Aparecimos en el momento justo en el que el mercado estaba preparado para nuestras garnachas. Con ese estilo liviano de color y sin marcar la madera, el mercado anglosajón –y sobre todo el americano– dijeron: “Esto es la bomba”. La diferencia con las garnachas de las otras zonas está en los suelos que, en San Martín, son de granito con unas arenas que tienen muy poca capacidad de retención de agua, lo que marca el carácter de la maduración. Son garnachas “aceleradas” que tienen ciclos de 30 días desde el envero a la madurez. En las zonas en las que los suelos tienen más arcilla las maduraciones, más lentas, son de 45, 50 o 60 días y los vinos tienen más color y un tanino más suave. En Gredos todo se comprime y esta inmadurez hace que se noten menos los alcoholes; las uvas tienen azúcares, pero no “queman” tantos ácidos y el tanino, algo más verde, aporta frescor.

 

Un sello de tus vinos es la fermentación con el raspón del racimo. ¿Por qué, cómo y cuánto?

 

El raspón apareció en mi vida desde que empecé en la zona. Ya Raúl Pérez apostó por él tras los viajes que hicimos por la Borgoña y otros sitios de Francia y comenzamos a usarlo en 2007 con porcentajes bajos del 30 o 40%, pero fuimos subiendo hasta que en 2009, un año muy caluroso y seco, utilizamos el 100%. Si mantienes el racimo más entero dentro de la fermentación, tienes unos taninos más verdes que te permiten unas extracciones suaves que acentúan el frescor y apagan un poco la calidez del sol que tenemos en San Martín.
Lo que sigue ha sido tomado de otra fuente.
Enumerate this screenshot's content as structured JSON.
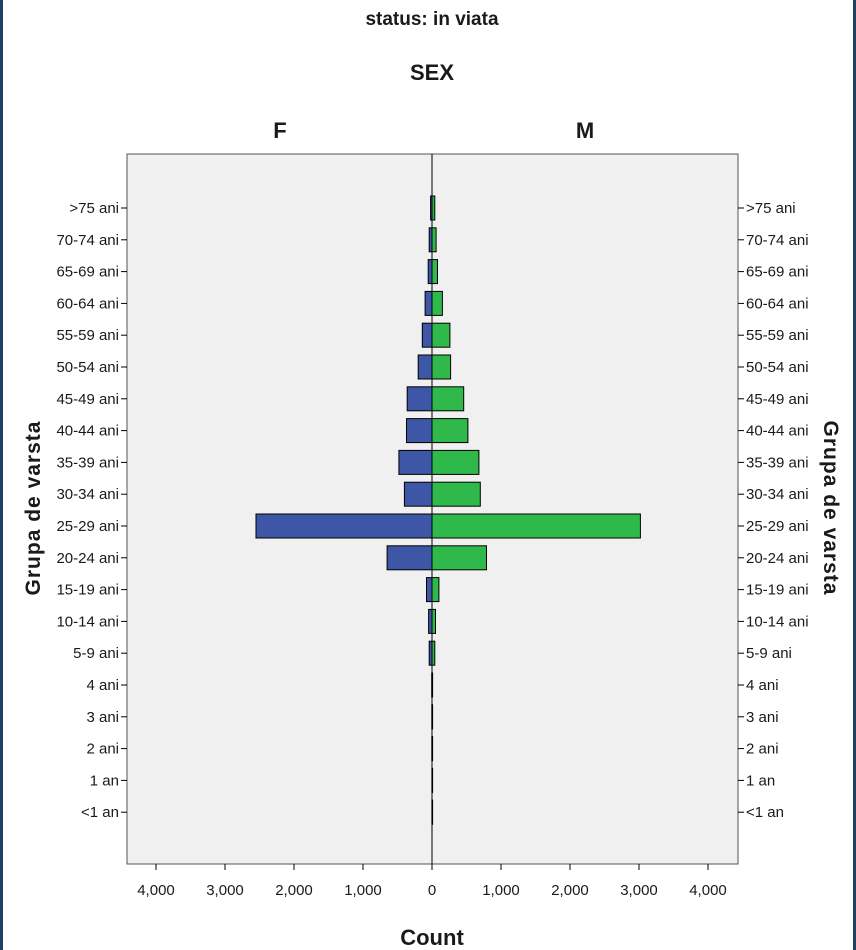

¿Madera, tinaja, hormigón?


El material de fermentación y crianza, cuando es nuevo, marca el vino sea uno u otro, así que va en gustos. Yo prefiero los aromas primarios de la uva que los que aportan los materiales de bodega y, personalmente, me quedaría con el hormigón, porque me parece el más neutro, aunque me gusta mucho cómo afinan los vinos las tinajas y las barricas ya envinadas cuando se usan bien, pero también me encantan los vinos jóvenes que pasan por materiales inertes.


Sigues como enólogo de Bernabeleva en Gredos, al oeste de Madrid, pero has emprendido un proyecto propio –la bodega de las Cinco Leguas– en Arganda, la zona opuesta, al este. Además de ser subzonas de la misma Denominación, ¿tienen algo más en común?


No tienen nada que ver. Son diferentes climas y texturas de suelos. Las garnachas y albillos de San Martín tienen claramente más caché e importancia ahora, también a nivel internacional, pero hace 15 años era al revés porque los tempranillos de Arganda –no tanto la blanca malvar– tenían gran aceptación y eran muy apreciados. Arganda es una zona con gran potencial y unos suelos y un terroir espectaculares, solo hay que trabajar un pelín más, dar con la tecla de las elaboraciones y quizá recuperar y rescatar esos estilos antiguos que se están perdiendo. Creo mucho en los vinos oxidativos y los claretes que se hacían, y tienes que pensar que los tintos que antiguamente más se pagaban eran los de segundo y tercer año: la gente sabía que los taninos del tempranillo de esta zona necesitan esos años para pulirse y alcanzar su máximo esplendor. Es una zona que me tiene secuestrado, porque es donde he pasado mi pubertad y donde he trabajado de cerrajero, de mecánico, de albañil, recogiendo aceitunas y uvas… Hoy, cuando paseo por el campo, veo que se está arrancando mucho viñedo de 80, 90 y 100 años. Me da muchísima pena y me encantaría que eso se parara.


En tus comunicaciones, empleas mucho el término “vino de agricultor”...


El fin último del agricultor no es el vino, sino la cosecha. Cuando mis abuelos hacían el vino en casa, no podían estar muy atentos, porque estaban ocupados en el campo. Encubaban los racimos, quemaban unas pajuelas de azufre para sanitizar y ni tomaban densidades del mosto ni nada. Tintos y blancos se hacían con pieles y estaban algo subidos de color; había un pisador por el pueblo que se pasaba de vez en cuando y, cuando terminaba la vendimia, prensaban en una prensa comunal y metían los vinos en las cubas ya usadas de castaño. El “vino de agricultor” es aquel vino hecho sin demasiada precisión, un tanto despistado, un poco áspero, que persigue calmar la sed, porque el agricultor de antes no solía beber agua: tenía que ser algo que refrescara y limpiara la boca, algo que yo busco hoy en el carácter de mis vinos.